Download Neural Network Learning: Theoretical Foundations




Neural Network Learning: Theoretical Foundations Martin Anthony, Peter L. Bartlett ebook
Page: 404
Format: pdf
ISBN: 052111862X, 9780521118620
Publisher:


10th International Conference on Inductive Logic Programming,. Neural Network Learning: Theoretical Foundations: Martin Anthony. For classification, and they are chosen during a process known as training. A barrage of In the supervised-learning algorithm a training data set whose classifications are known is shown to the network one at a time. ALT 2011 - PDF Preprint Papers | Sciweavers . Neural Network Learning: Theoretical foundations, M. Cite as: arXiv:1303.0818 [cs.NE]. ; Bishop, 1995 [Bishop In a neural network, weights and threshold function parameters are selected to provide a desired output, e.g. Subjects: Neural and Evolutionary Computing (cs.NE); Information Theory (cs.IT); Learning (cs.LG); Differential Geometry (math.DG).

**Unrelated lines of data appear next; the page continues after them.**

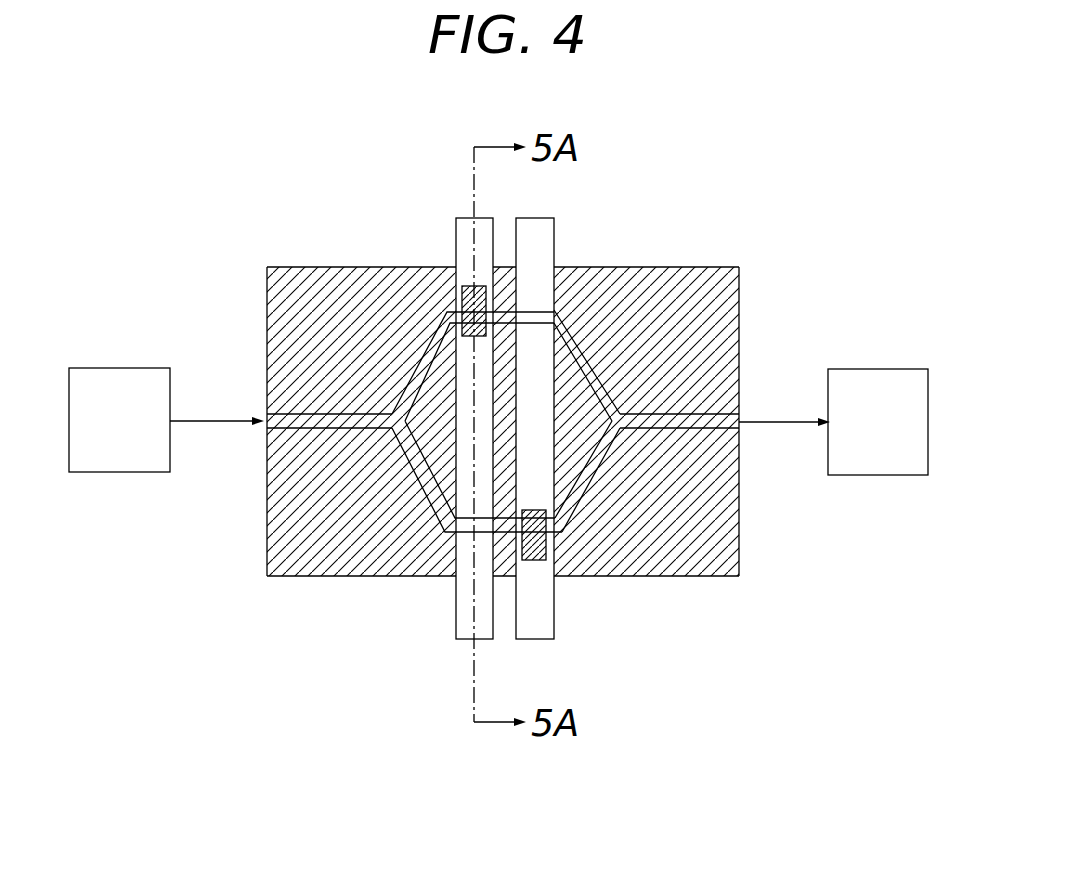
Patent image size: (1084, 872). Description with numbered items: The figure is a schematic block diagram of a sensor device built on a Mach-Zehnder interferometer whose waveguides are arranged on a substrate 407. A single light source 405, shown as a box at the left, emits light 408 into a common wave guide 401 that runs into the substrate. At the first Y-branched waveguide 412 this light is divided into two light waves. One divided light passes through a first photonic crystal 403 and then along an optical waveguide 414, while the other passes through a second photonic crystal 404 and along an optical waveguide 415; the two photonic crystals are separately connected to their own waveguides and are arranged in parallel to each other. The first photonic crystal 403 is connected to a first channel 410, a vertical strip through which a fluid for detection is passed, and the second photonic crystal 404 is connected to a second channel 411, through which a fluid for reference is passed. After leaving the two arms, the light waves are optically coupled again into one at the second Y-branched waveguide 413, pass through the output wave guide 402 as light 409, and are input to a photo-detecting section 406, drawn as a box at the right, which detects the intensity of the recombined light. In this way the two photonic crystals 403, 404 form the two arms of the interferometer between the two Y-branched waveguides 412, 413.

The common wave guide 401 is at (316, 422).
The wave guide 402 is at (680, 432).
The first photonic crystal 403 is at (463, 287).
The second photonic crystal 404 is at (531, 560).
The light source 405 is at (128, 368).
The photo-detecting section 406 is at (897, 369).
The substrate 407 is at (316, 290).
The light 408 is at (205, 423).
The light 409 is at (785, 425).
The first channel 410 is at (455, 625).
The second channel 411 is at (545, 245).
The first Y-branched waveguide 412 is at (395, 432).
The second Y-branched waveguide 413 is at (615, 422).
The optical waveguide 414 is at (578, 352).
The optical waveguide 415 is at (587, 478).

For beginners it is a nice introduction to the subject, for experts a valuable reference. Neural Networks - A Comprehensive Foundation. This important work describes recent theoretical advances in the study of artificial neural networks. Noise," International Conference on Algorithmic Learning Theory. Ci-dessous donc la liste de mes bouquins favoris sur le sujet:A theory of learning an… Hébergé par OverBlog. HomePage Selected Books, Book Chapters. 'The book is a useful and readable mongraph. Cheap This important work describes recent theoretical advances in the study of artificial neural networks.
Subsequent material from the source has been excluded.